Al recibir las cartas, dos horas antes, habían creído que podrían negociar la partida de su
hermana y el reconocimiento de su matrimonio. Mil libras contantes y sonantes es lo que pedirían.
Un Lombardo bien podía desembolsar esta cantidad. Pero María, con su extraña actitud y su
obstinación en no ver a Guccio, había echado por tierra sus esperanzas.

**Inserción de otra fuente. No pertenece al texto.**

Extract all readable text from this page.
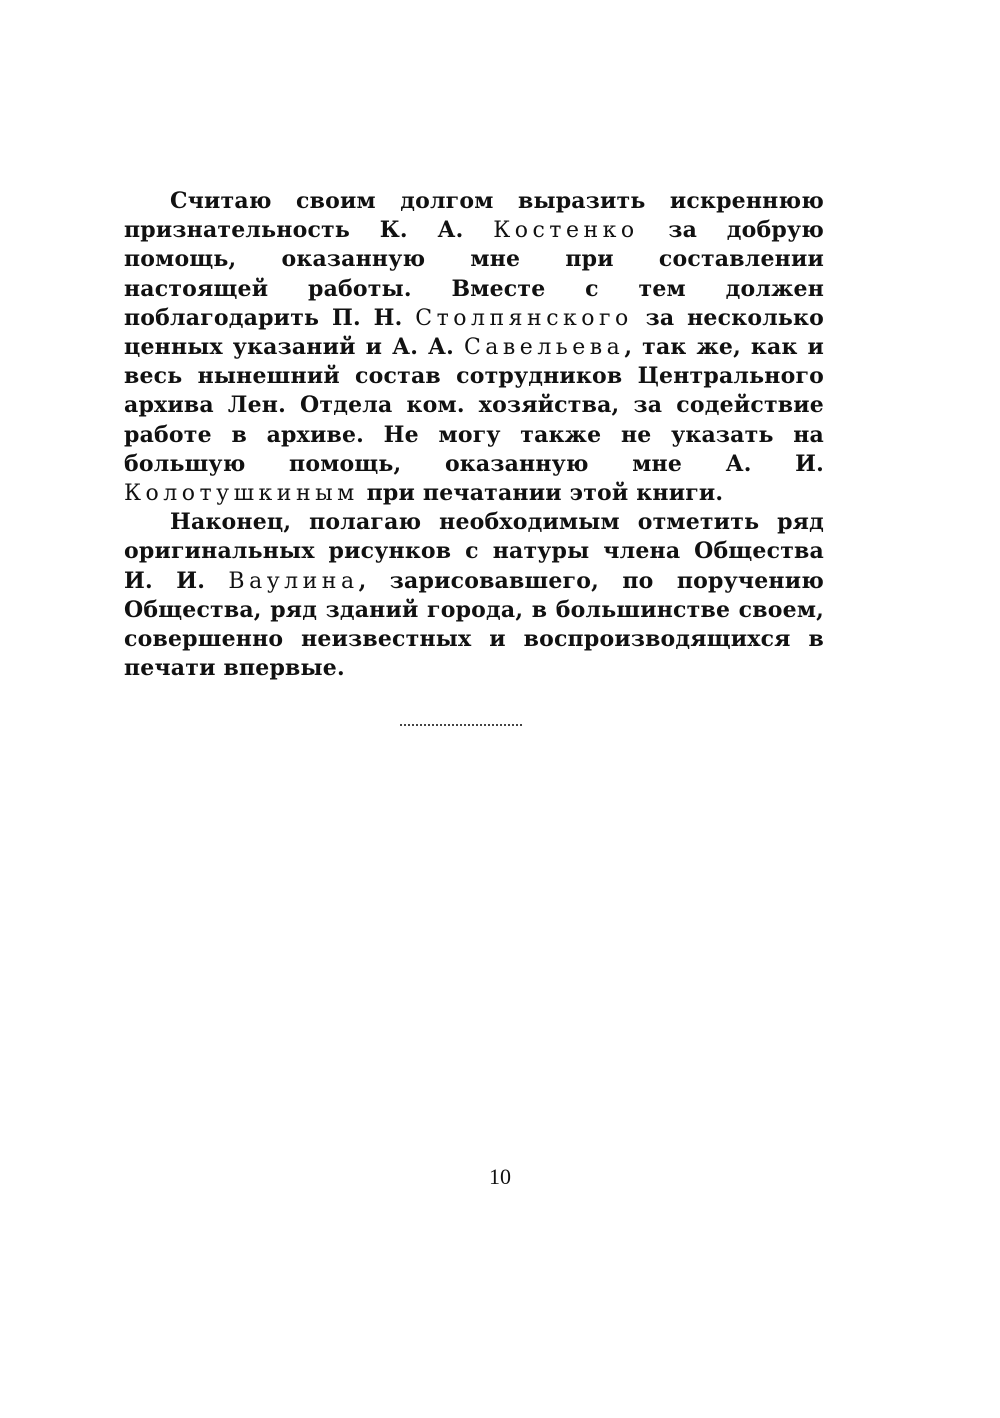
Считаю своим долгом выразить искреннюю признательность К. А. Костенко за добрую помощь, оказанную мне при составлении настоящей работы. Вместе с тем должен поблагодарить П. Н. Столпянского за несколько ценных указаний и А. А. Савельева, так же, как и весь нынешний состав сотрудников Центрального архива Лен. Отдела ком. хозяйства, за содействие работе в архиве. Не могу также не указать на большую помощь, оказанную мне А. И. Колотушкиным при печатании этой книги.

Наконец, полагаю необходимым отметить ряд оригинальных рисунков с натуры члена Общества И. И. Ваулина, зарисовавшего, по поручению Общества, ряд зданий города, в большинстве своем, совершенно неизвестных и воспроизводящихся в печати впервые.

10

-Hemos intentado hacerla entrar en razón, en contra de nosotros mismos, ya que si nos
dejara nos haría mucha falta puesto que lleva la casa. Pero en fin, comprendemos que si, después de
tanto tiempo, venís a solicitarla, es porque verdaderamente es vuestra esposa, aunque el matrimonio
se celebrara en secreto. Además, ha pasado tiempo...
Quien hablaba era el barbudo, y al hablar se embarullaba un poco. El menor se contentaba
con aprobar a su hermano con la cabeza.
-Os lo decimos con toda franqueza -prosiguió Juan de Cressay-: cometimos un error al
negaros a nuestra hermana. Pero ello fue debido más a nuestra madre -Dios la tenga en gloria-, que
estaba muy obstinada, que a nosotros. Un caballero debe reconocer sus errores, y si María
prescindió de nuestro consentimiento, nuestra es parte de la culpa. Todo eso debería olvidarse. El
tiempo nos enseña a todos. Sin embargo, ahora es ella la que se niega; no obstante, juro ante Dios
que no piensa en ningún otro hombre. ¡Eso sí que no! Así, que no lo comprendo. Tiene rarezas
nuestra hermana, ¿verdad, Pedro?
Pedro de Cressay aprobó con la cabeza.
Para Guccio era un hermoso desquite tener ante él arrepentidos y balbuceantes, aquellos dos
mozos que en otro tiempo habían llegado en plena noche, espada en mano, para matarlo, y le
habían obligado a huir de Francia. Ahora sólo deseaban entregarle a su hermana; poco faltaba para
que le suplicaran que apretara las clavijas, fuera a Cressay, impusiera su voluntad e hiciera valer
sus derechos de esposo.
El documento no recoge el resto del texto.